Yanagisawa T, Lee J T, Wu H C, Kawakami M
Department of Molecular Biology, School of Science, Nagoya University, Japan.
J Biol Chem. 1994 Sep 30;269(39):24304-9.
To elucidate the mode of action of pseudomonic acid, we have compared the deduced amino acid sequences of isoleucyl-tRNA synthetases (ILeRS) from wild-type Escherichia coli strain MC4100, a pseudomonic acid-resistant mutant (strain PS102) of MC4100, and a pseudomonic acid-producing strain, Pseudomonas fluorescens. Compared with the wild-type enzyme, the deduced amino acid sequence of E. coli mutant ileS gene in strain PS102 shows a single amino acid substitution of leucine for phenylalanine at residue 594 of the IleRS. This mutational alteration in IleRS of an E. coli pseudomonic acid-resistant mutant resides in a region of the enzyme in close proximity to one of the consensus sequences of class I aminoacyl-tRNA synthetases, the KMSKS sequence between residues 602 and 606 of the E. coli IleRS. DNA sequence of the cloned ileS gene predicts that the P. fluorescens IleRS consists of 943 amino acids with 54% identity with the E. coli IleRS. The P. fluorescens ileS gene and the wild type and PS102 alleles of E. coli ileS were cloned into an expression vector, pEXPCR, and the sensitivities of E. coli DH5 alpha cells harboring each of these plasmids were compared. The cells harboring the P. fluorescens ileS were found to be most resistant to pseudomonic acid, while the transformants expressing the PS102 IleRS were more resistant than those containing the wild-type E. coli IleRS. IleRS purified from the wild-type E. coli was specifically cleaved by trypsin between Lys605 and Ser606 in the region of K602MSKS606. The protection of the IleRS from the trypsin digestion was found with pseudomonic acid or ATP, but not with isoleucine or tRNA(1Ile). Based on these results, we propose that pseudomonic acid binds to IleRS in the vicinity of the KMSKS sequence that is an ATP-binding subsite, and that pseudomonic acid is a bifunctional inhibitor with characteristics of both isoleucine and ATP, for example, an analog of isoleucyladenylate.

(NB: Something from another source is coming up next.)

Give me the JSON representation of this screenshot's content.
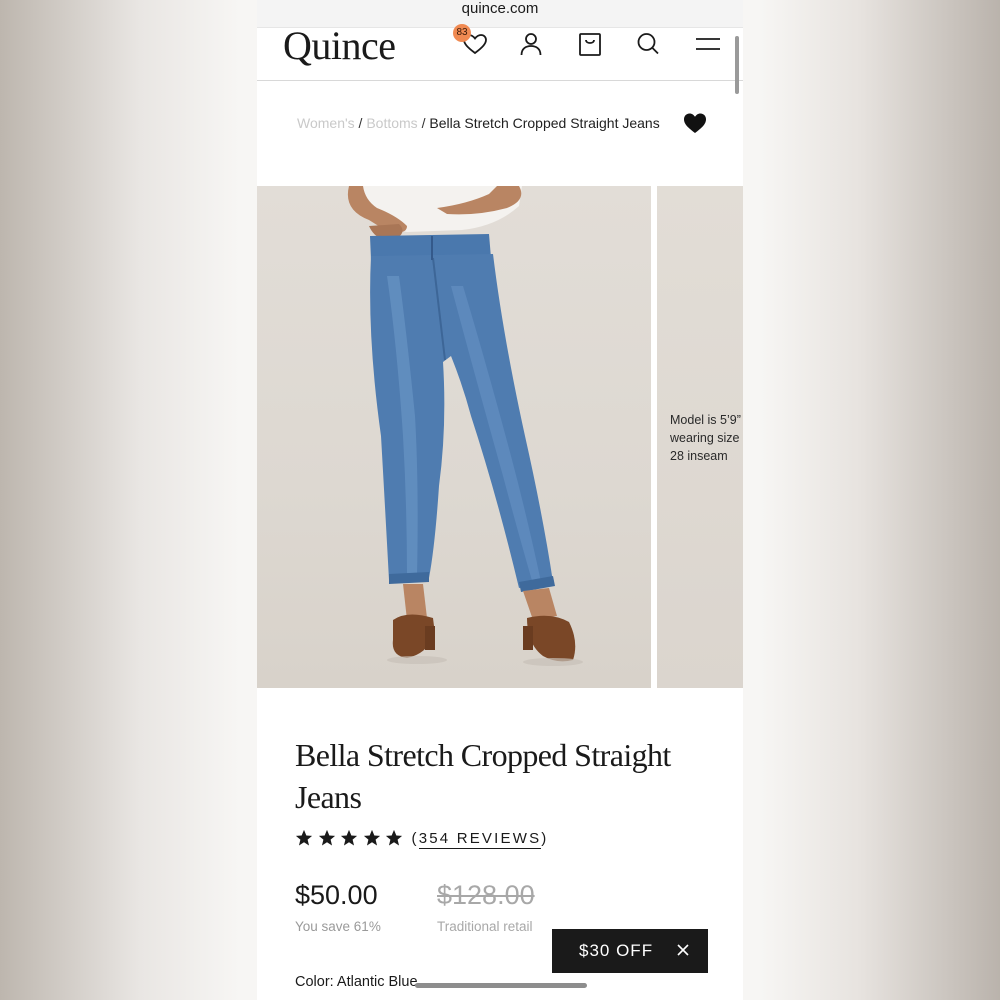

为阐明假单胞菌酸的作用模式,我们比较了野生型大肠杆菌MC4100、MC4100的假单胞菌酸抗性突变株(PS102菌株)和假单胞菌酸产生菌株荧光假单胞菌的异亮氨酰 - tRNA合成酶(ILeRS)推导的氨基酸序列。与野生型酶相比,PS102菌株中大肠杆菌突变ileS基因推导的氨基酸序列在IleRS的第594位残基处显示亮氨酸取代苯丙氨酸的单个氨基酸替换。大肠杆菌假单胞菌酸抗性突变株IleRS中的这种突变改变位于该酶靠近I类氨酰 - tRNA合成酶共有序列之一的区域,即大肠杆菌IleRS第602至606位残基之间的KMSKS序列。克隆的ileS基因的DNA序列预测荧光假单胞菌IleRS由943个氨基酸组成,与大肠杆菌IleRS有54%的同一性。将荧光假单胞菌ileS基因以及大肠杆菌ileS的野生型和PS102等位基因克隆到表达载体pEXPCR中,并比较了携带这些质粒的大肠杆菌DH5α细胞的敏感性。发现携带荧光假单胞菌ileS的细胞对假单胞菌酸最具抗性,而表达PS102 IleRS的转化体比含有野生型大肠杆菌IleRS的转化体更具抗性。从野生型大肠杆菌纯化的IleRS在K602MSKS606区域的Lys605和Ser606之间被胰蛋白酶特异性切割。发现假单胞菌酸或ATP可保护IleRS不被胰蛋白酶消化,但异亮氨酸或tRNA(1Ile)则不能。基于这些结果,我们提出假单胞菌酸在作为ATP结合亚位点的KMSKS序列附近与IleRS结合,并且假单胞菌酸是一种具有异亮氨酸和ATP特征的双功能抑制剂,例如异亮氨酰腺苷酸类似物。